James D Hensley · ‎12-19-2016

"show span vlan <#> detail" will give you all the ports forwarding for the vlan. The key here is in knowing the spanning tree topology well enough to identify a port that should be blocking but is not. There should be one root port and multiple designated ports in a forwarding state.

In a redundant topology there should be one blocking port to prevent a loop. To identify that port you must understand stp path selection. See:

STP: http://www.cisco.com/c/en/us/support/docs/lan-switching/spanning-tree-protocol/10556-16.html for

RSTP: http://www.cisco.com/c/en/us/support/docs/lan-switching/spanning-tree-protocol/24062-146.html

I have seen very RARE cases where a blocked port is actually forwarding traffic. Once you identify which port should be blocking and confirm it is blocking via the "show span vlan <#> detail" command you can check the interface stats with "show interface <#>" and look at input / output rates. Note if it is a trunk and not all vlans are blocked then this command will not be very useful.

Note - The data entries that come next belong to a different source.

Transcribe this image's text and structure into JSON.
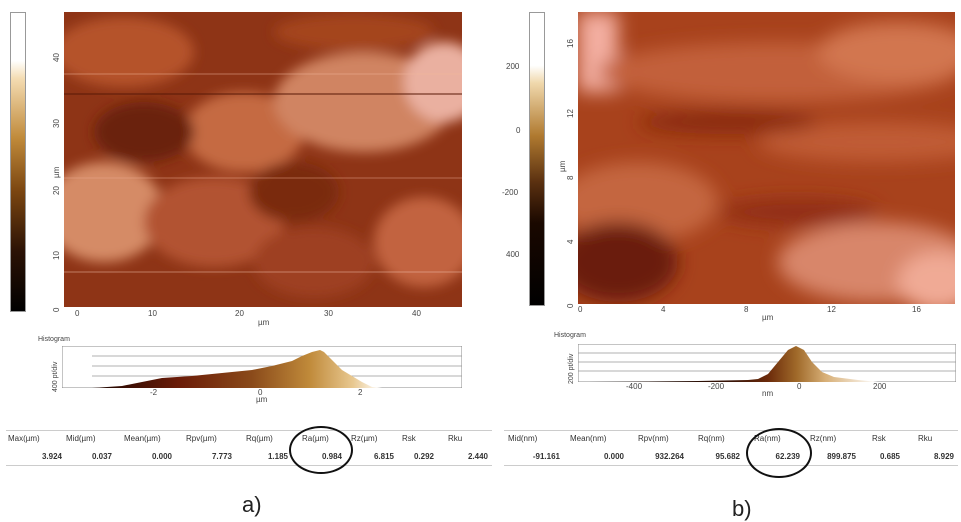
{
  "panel_a": {
    "label": "a)",
    "colorbar_colors": [
      "#ffffff",
      "#f4dcb2",
      "#c08a3a",
      "#7a4510",
      "#2b1205",
      "#000000"
    ],
    "map_colors": [
      "#5a1a08",
      "#9a3d1c",
      "#c86b45",
      "#eaa78c"
    ],
    "y_ticks": [
      "0",
      "10",
      "20",
      "30",
      "40"
    ],
    "y_unit": "µm",
    "x_ticks": [
      "0",
      "10",
      "20",
      "30",
      "40"
    ],
    "x_unit": "µm",
    "histogram": {
      "title": "Histogram",
      "y_label": "400 pt/div",
      "x_ticks": [
        "-2",
        "0",
        "2"
      ],
      "x_unit": "µm"
    },
    "stats": {
      "headers": [
        "Max(µm)",
        "Mid(µm)",
        "Mean(µm)",
        "Rpv(µm)",
        "Rq(µm)",
        "Ra(µm)",
        "Rz(µm)",
        "Rsk",
        "Rku"
      ],
      "values": [
        "3.924",
        "0.037",
        "0.000",
        "7.773",
        "1.185",
        "0.984",
        "6.815",
        "0.292",
        "2.440"
      ]
    }
  },
  "panel_b": {
    "label": "b)",
    "colorbar_ticks": [
      "200",
      "0",
      "-200",
      "400"
    ],
    "map_colors": [
      "#6b1c08",
      "#a5401a",
      "#d27650",
      "#f0aa90"
    ],
    "y_ticks": [
      "0",
      "4",
      "8",
      "12",
      "16"
    ],
    "y_unit": "µm",
    "x_ticks": [
      "0",
      "4",
      "8",
      "12",
      "16"
    ],
    "x_unit": "µm",
    "histogram": {
      "title": "Histogram",
      "y_label": "200 pt/div",
      "x_ticks": [
        "-400",
        "-200",
        "0",
        "200"
      ],
      "x_unit": "nm"
    },
    "stats": {
      "headers": [
        "Mid(nm)",
        "Mean(nm)",
        "Rpv(nm)",
        "Rq(nm)",
        "Ra(nm)",
        "Rz(nm)",
        "Rsk",
        "Rku"
      ],
      "values": [
        "-91.161",
        "0.000",
        "932.264",
        "95.682",
        "62.239",
        "899.875",
        "0.685",
        "8.929"
      ]
    }
  }
}
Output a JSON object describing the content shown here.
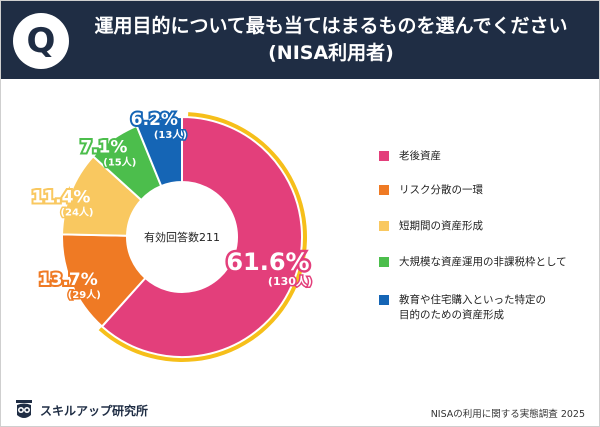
{
  "header": {
    "icon_letter": "Q",
    "title_line1": "運用目的について最も当てはまるものを選んでください",
    "title_line2": "(NISA利用者)"
  },
  "chart_data": {
    "type": "pie",
    "variant": "donut",
    "center_label": "有効回答数211",
    "total": 211,
    "series": [
      {
        "name": "老後資産",
        "percent": "61.6%",
        "count_label": "(130人)",
        "value": 130,
        "color": "#e33f7b"
      },
      {
        "name": "リスク分散の一環",
        "percent": "13.7%",
        "count_label": "(29人)",
        "value": 29,
        "color": "#ef7a24"
      },
      {
        "name": "短期間の資産形成",
        "percent": "11.4%",
        "count_label": "(24人)",
        "value": 24,
        "color": "#f9c860"
      },
      {
        "name": "大規模な資産運用の非課税枠として",
        "percent": "7.1%",
        "count_label": "(15人)",
        "value": 15,
        "color": "#4cbe4c"
      },
      {
        "name": "教育や住宅購入といった特定の目的のための資産形成",
        "percent": "6.2%",
        "count_label": "(13人)",
        "value": 13,
        "color": "#1565b5"
      }
    ],
    "highlight_color": "#f6bf1a",
    "legend_position": "right"
  },
  "legend": {
    "items": [
      {
        "label": "老後資産"
      },
      {
        "label": "リスク分散の一環"
      },
      {
        "label": "短期間の資産形成"
      },
      {
        "label": "大規模な資産運用の非課税枠として"
      },
      {
        "label": "教育や住宅購入といった特定の目的のための資産形成"
      }
    ]
  },
  "footer": {
    "brand": "スキルアップ研究所",
    "source": "NISAの利用に関する実態調査 2025"
  }
}
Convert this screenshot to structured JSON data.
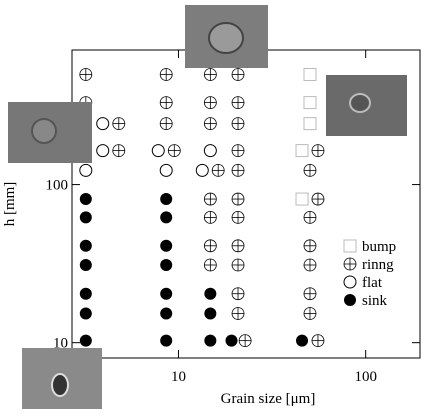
{
  "chart_data": {
    "type": "scatter",
    "xlabel": "Grain size  [μm]",
    "ylabel": "h  [mm]",
    "xscale": "log",
    "yscale": "log",
    "xlim": [
      2.7,
      195
    ],
    "ylim": [
      8,
      710
    ],
    "xticks": [
      10,
      100
    ],
    "yticks": [
      10,
      100
    ],
    "legend": "center right",
    "series": [
      {
        "name": "bump",
        "marker": "square",
        "color": "#bbbbbb",
        "x": [
          50.4,
          50.4,
          50.4,
          45.7,
          45.7
        ],
        "y": [
          497,
          330,
          243,
          164,
          81
        ]
      },
      {
        "name": "rinng",
        "marker": "ring",
        "color": "#000000",
        "x": [
          3.2,
          8.6,
          14.8,
          20.8,
          3.2,
          8.6,
          14.8,
          20.8,
          4.8,
          8.6,
          14.8,
          20.8,
          4.8,
          9.5,
          20.8,
          55.6,
          16.3,
          20.8,
          50.4,
          14.8,
          20.8,
          55.6,
          14.8,
          20.8,
          50.4,
          14.8,
          20.8,
          50.4,
          14.8,
          20.8,
          50.4,
          20.8,
          50.4,
          20.8,
          50.4,
          22.7,
          55.6
        ],
        "y": [
          497,
          497,
          497,
          497,
          330,
          330,
          330,
          330,
          243,
          243,
          243,
          243,
          164,
          164,
          164,
          164,
          123,
          123,
          123,
          81,
          81,
          81,
          62,
          62,
          62,
          41,
          41,
          41,
          31,
          31,
          31,
          20.4,
          20.4,
          15.3,
          15.3,
          10.3,
          10.3
        ]
      },
      {
        "name": "flat",
        "marker": "open",
        "color": "#000000",
        "x": [
          3.94,
          3.94,
          7.8,
          14.8,
          3.2,
          8.6,
          13.4
        ],
        "y": [
          243,
          164,
          164,
          164,
          123,
          123,
          123
        ]
      },
      {
        "name": "sink",
        "marker": "filled",
        "color": "#000000",
        "x": [
          3.2,
          8.6,
          3.2,
          8.6,
          3.2,
          8.6,
          3.2,
          8.6,
          3.2,
          8.6,
          14.8,
          3.2,
          8.6,
          14.8,
          3.2,
          8.6,
          14.8,
          19.2,
          45.7
        ],
        "y": [
          81,
          81,
          62,
          62,
          41,
          41,
          31,
          31,
          20.4,
          20.4,
          20.4,
          15.3,
          15.3,
          15.3,
          10.3,
          10.3,
          10.3,
          10.3,
          10.3
        ]
      }
    ]
  }
}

David Martinez Garcia · ‎01-14-2019

Hi all.

What happens if the output for:

 ITLABSW#sh spanning-tree detail | i ieee|occur|from|is exec
   VLAN0001 is executing the rstp compatible Spanning Tree protocol
     Number of topology changes 187927 last change occurred 00:01 ago <-time rec'd
         from Port-Channel12 <--interface that received the TCN

Shows no interface, like int the follwing example:

VLAN0003 is executing the ieee compatible Spanning Tree protocol
Bridge Identifier has priority 32768, sysid 3, address 3820.566a.6500
Configured hello time 2, max age 20, forward delay 15
Current root has priority 8192, address 64f6.9d7e.77fd
Root port is 52 (GigabitEthernet0/4), cost of root path is 8
Topology change flag not set, detected flag not set
Number of topology changes 25311 last change occurred 1d11h ago
Times: hold 1, topology change 35, notification 2
hello 2, max age 20, forward delay 15
Timers: hello 0, topology change 0, notification 0, aging 300

Thanks!

Wasim Chandel. · ‎08-04-2020

Generally, when a blocked port transitions into forwarding; for instance due to a unidirectional link, a TCN will be received from that particular port on the switch instead of the root port.

You can use the "show spanning tree vlan <id> detail" command for details.